Nine AM, in the parking lot. Staying up until the suits would be at their desks was just a matter of dosage adjustment, but this sunlight business is way rude. Good thing they're all wearing their MIB shades.

The Takedown:

Spazz: "Did you ever see so many Beemers and Jags?"

Justin: "People, people. Listen up. Synch your iPods. It's crunch time." As they rush through the door, they break in four directions, instantly scoping the layout. Where the beanbag chairs and foosball table used to live, the space is filled with sales sluts on cellphones, management drones looking out of doorways, dilberts at desks. The suits don't grok what's happening; most of them have never seen a programmer before.

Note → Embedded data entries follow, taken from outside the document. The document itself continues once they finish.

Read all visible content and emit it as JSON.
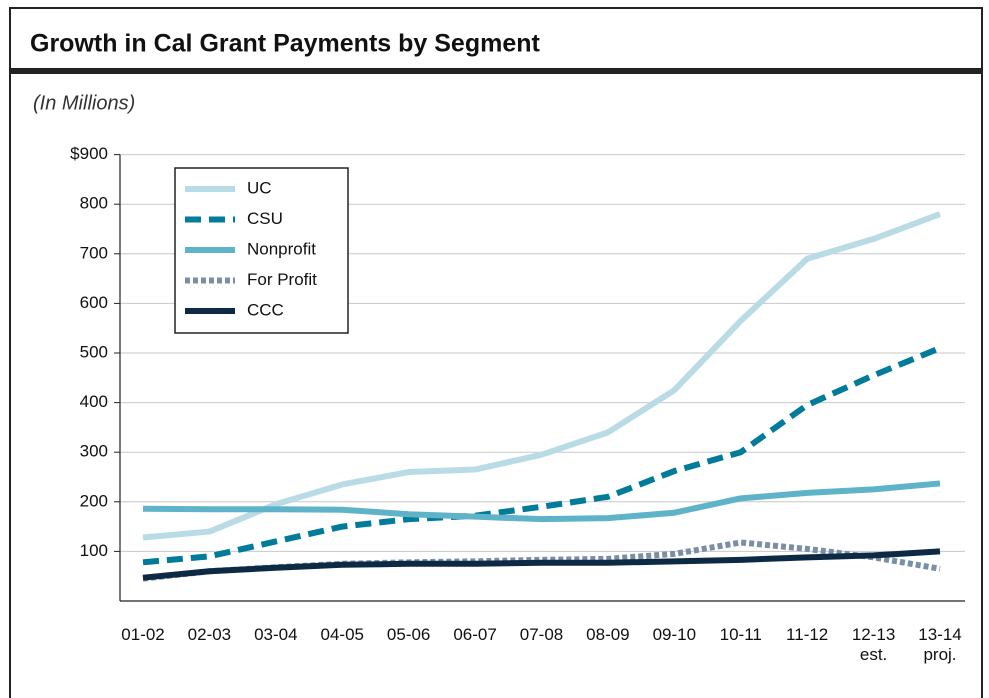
{
  "chart_data": {
    "type": "line",
    "title": "Growth in Cal Grant Payments by Segment",
    "subtitle": "(In Millions)",
    "categories": [
      "01-02",
      "02-03",
      "03-04",
      "04-05",
      "05-06",
      "06-07",
      "07-08",
      "08-09",
      "09-10",
      "10-11",
      "11-12",
      "12-13\nest.",
      "13-14\nproj."
    ],
    "series": [
      {
        "name": "UC",
        "color": "#b9dbe6",
        "dash": "solid",
        "values": [
          128,
          140,
          195,
          235,
          260,
          265,
          295,
          340,
          425,
          565,
          690,
          730,
          780
        ]
      },
      {
        "name": "CSU",
        "color": "#007b99",
        "dash": "dashed",
        "values": [
          78,
          90,
          120,
          150,
          165,
          172,
          190,
          210,
          262,
          300,
          395,
          455,
          510
        ]
      },
      {
        "name": "Nonprofit",
        "color": "#5fb3c9",
        "dash": "solid",
        "values": [
          186,
          185,
          185,
          184,
          175,
          170,
          165,
          167,
          178,
          207,
          218,
          225,
          237
        ]
      },
      {
        "name": "For Profit",
        "color": "#7b8ea8",
        "dash": "dotted",
        "values": [
          45,
          60,
          68,
          75,
          78,
          80,
          83,
          85,
          95,
          118,
          105,
          88,
          65
        ]
      },
      {
        "name": "CCC",
        "color": "#0d2a45",
        "dash": "solid",
        "values": [
          47,
          60,
          67,
          73,
          75,
          75,
          77,
          77,
          80,
          83,
          88,
          92,
          100
        ]
      }
    ],
    "ylim": [
      0,
      900
    ],
    "yticks": [
      100,
      200,
      300,
      400,
      500,
      600,
      700,
      800,
      {
        "value": 900,
        "label": "$900"
      }
    ],
    "grid": true,
    "legend": "upper left"
  }
}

The team moves into position. Justin and Mustafa duck behind filing cabinets on opposite sides of the room, while Bear Claw checks out the couch under the front window, and Spazz drops to his belly and rolls under a desk.

One of the dilberts looks up from his spreadsheet. "The homeless shelter is in the next block."

Bad move, luser.

With a fierce sweep, Bear Claw knocks a dozen pieces of paper off his desk. The room erupts in chaos, and several other dilberts look up. As dilbert number one dives for his precious papers, Bear Claw executes a perfect mid-air slow-mo turn that lands her prone on the couch.

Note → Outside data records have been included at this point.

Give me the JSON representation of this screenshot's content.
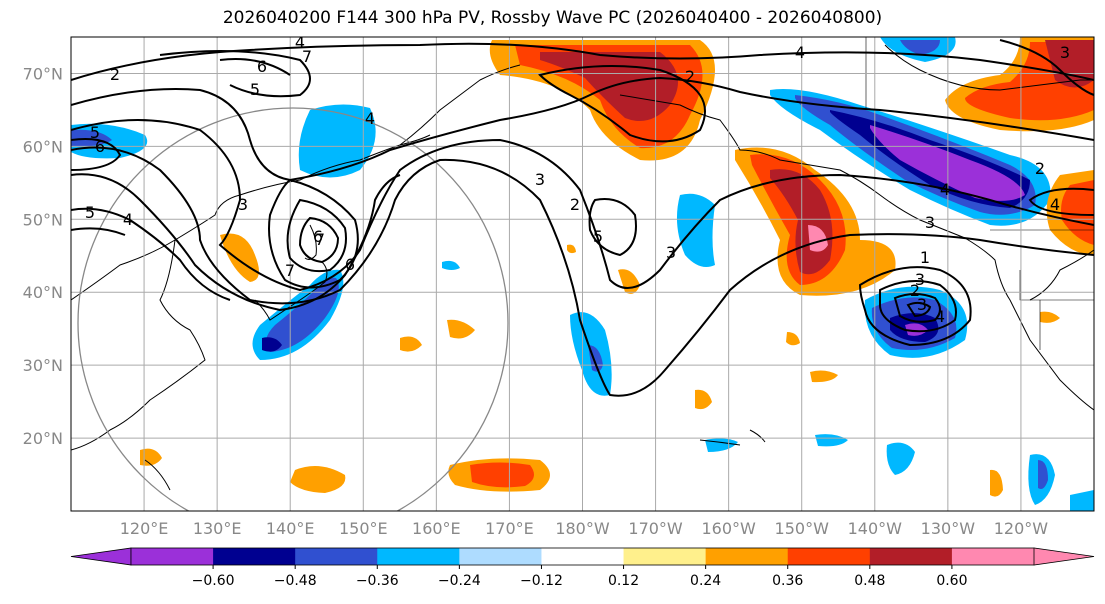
{
  "title": "2026040200 F144 300 hPa PV, Rossby Wave PC (2026040400 - 2026040800)",
  "lat_labels": [
    "70°N",
    "60°N",
    "50°N",
    "40°N",
    "30°N",
    "20°N"
  ],
  "lat_values": [
    70,
    60,
    50,
    40,
    30,
    20
  ],
  "lon_labels": [
    "120°E",
    "130°E",
    "140°E",
    "150°E",
    "160°E",
    "170°E",
    "180°W",
    "170°W",
    "160°W",
    "150°W",
    "140°W",
    "130°W",
    "120°W"
  ],
  "lon_values": [
    120,
    130,
    140,
    150,
    160,
    170,
    180,
    190,
    200,
    210,
    220,
    230,
    240
  ],
  "extent": {
    "lon_min": 110,
    "lon_max": 250,
    "lat_min": 10,
    "lat_max": 75
  },
  "colorbar": {
    "colors": [
      "#9b30d9",
      "#000090",
      "#3050d0",
      "#00b8ff",
      "#aedcff",
      "#ffffff",
      "#fff08c",
      "#ffa000",
      "#ff4000",
      "#b21e28",
      "#ff88b0"
    ],
    "tick_labels": [
      "−0.60",
      "−0.48",
      "−0.36",
      "−0.24",
      "−0.12",
      "0.12",
      "0.24",
      "0.36",
      "0.48",
      "0.60"
    ]
  },
  "contour_labels": [
    "2",
    "6",
    "5",
    "7",
    "4",
    "5",
    "6",
    "4",
    "3",
    "7",
    "6",
    "5",
    "4",
    "3",
    "2",
    "5",
    "3",
    "4",
    "2",
    "3",
    "2",
    "4",
    "3",
    "1",
    "2",
    "3",
    "4",
    "3",
    "4",
    "6",
    "7"
  ]
}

"Go, go, go!" Justin shouts. But only one voice answers him. It's up to Mustafa and Justin now: Spazz is wedged under the desk and Bear Claw has scored a bag of barbecue chips from somewhere.

Mustafa: "Justin, to your right!"

Through a doorway on the right, Justin sees the tell-tale glow of adequate lighting. It's the Hype Core itself, the Marcom Department. If they can make it through that doorway, they'll have a chance of taking out the FUD Generator and rendering the suits powerless.

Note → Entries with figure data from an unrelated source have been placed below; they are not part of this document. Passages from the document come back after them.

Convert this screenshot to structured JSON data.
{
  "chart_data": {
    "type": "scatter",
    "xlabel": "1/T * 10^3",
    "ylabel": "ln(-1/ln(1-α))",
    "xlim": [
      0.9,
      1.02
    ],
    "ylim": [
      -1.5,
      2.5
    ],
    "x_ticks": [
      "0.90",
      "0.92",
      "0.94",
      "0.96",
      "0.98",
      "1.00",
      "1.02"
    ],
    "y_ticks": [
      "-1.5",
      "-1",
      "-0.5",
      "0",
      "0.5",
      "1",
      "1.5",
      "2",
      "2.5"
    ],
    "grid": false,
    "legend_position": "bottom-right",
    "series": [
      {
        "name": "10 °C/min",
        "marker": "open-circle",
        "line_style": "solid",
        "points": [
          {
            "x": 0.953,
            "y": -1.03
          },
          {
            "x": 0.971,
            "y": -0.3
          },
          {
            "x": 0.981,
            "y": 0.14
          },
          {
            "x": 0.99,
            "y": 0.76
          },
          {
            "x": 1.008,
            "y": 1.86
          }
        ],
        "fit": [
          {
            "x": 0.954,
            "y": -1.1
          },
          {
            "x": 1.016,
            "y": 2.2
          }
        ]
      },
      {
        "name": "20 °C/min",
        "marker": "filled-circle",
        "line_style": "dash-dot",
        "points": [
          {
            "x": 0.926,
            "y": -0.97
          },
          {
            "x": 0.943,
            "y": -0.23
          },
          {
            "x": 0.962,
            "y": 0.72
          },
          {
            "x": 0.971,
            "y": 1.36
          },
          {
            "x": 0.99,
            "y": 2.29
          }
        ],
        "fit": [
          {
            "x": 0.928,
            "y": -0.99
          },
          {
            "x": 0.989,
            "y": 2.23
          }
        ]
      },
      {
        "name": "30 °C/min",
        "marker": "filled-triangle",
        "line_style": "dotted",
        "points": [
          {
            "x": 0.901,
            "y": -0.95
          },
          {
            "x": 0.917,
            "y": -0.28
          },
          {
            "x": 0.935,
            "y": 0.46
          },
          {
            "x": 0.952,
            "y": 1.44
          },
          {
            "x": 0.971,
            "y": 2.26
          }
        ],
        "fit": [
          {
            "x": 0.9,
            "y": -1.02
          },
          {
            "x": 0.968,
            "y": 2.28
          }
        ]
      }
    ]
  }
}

Justin doesn't pause a microsecond.

"Go for it, Mustman," he snaps back.

Mustafa edges toward the doorway, peers around the corner.

And catches a break. Literally. Apparently, it's break time in the Hype Core. The room is empty.

He eases inside, leaving the outer room in Justin's capable hands. He wipes sweat from his brow. No telling how long the break will last. He has to figure out how to take out the FUD Generator. But wait—that's not enough! Unless he can eliminate the entire Org Chart, the drones will be able to restart the FUD. He doesn't know where the Org Chart is kept. He's never even seen the thing. And he has less than 15 minutes. Probably a lot less. Seconds tick by as Mustafa weighs his options.

Suddenly the door at the far end of the room opens.

"Musty, c'mon. I found the vending machines."

It's Bear Claw. He follows her, keeping a wary eye out for suits.

No suits. Down a hall, through an empty room. No suits. Into the vending machine room. No suits.

"Bear Claw, where are the suits?"

"They all left. Quit. Turns out they were only hanging on because there was an uptick in the NASDAQ." She feeds coins to the Dorito god and it disgorges a bag of goodies.

"And it ticked back down?"

"Apparently, they were riding on an echo bubble."

Justin walks in and delivers a surgical tap to the side of the Coke machine. Then another. Then kicks it. And finally drops in some change. The machine rewards him with a Mountain Dew.

"It's over, people," he tells them. "Not everything went our way"—he frowns at the Mountain Dew—"but we're in charge again. Let's get coding."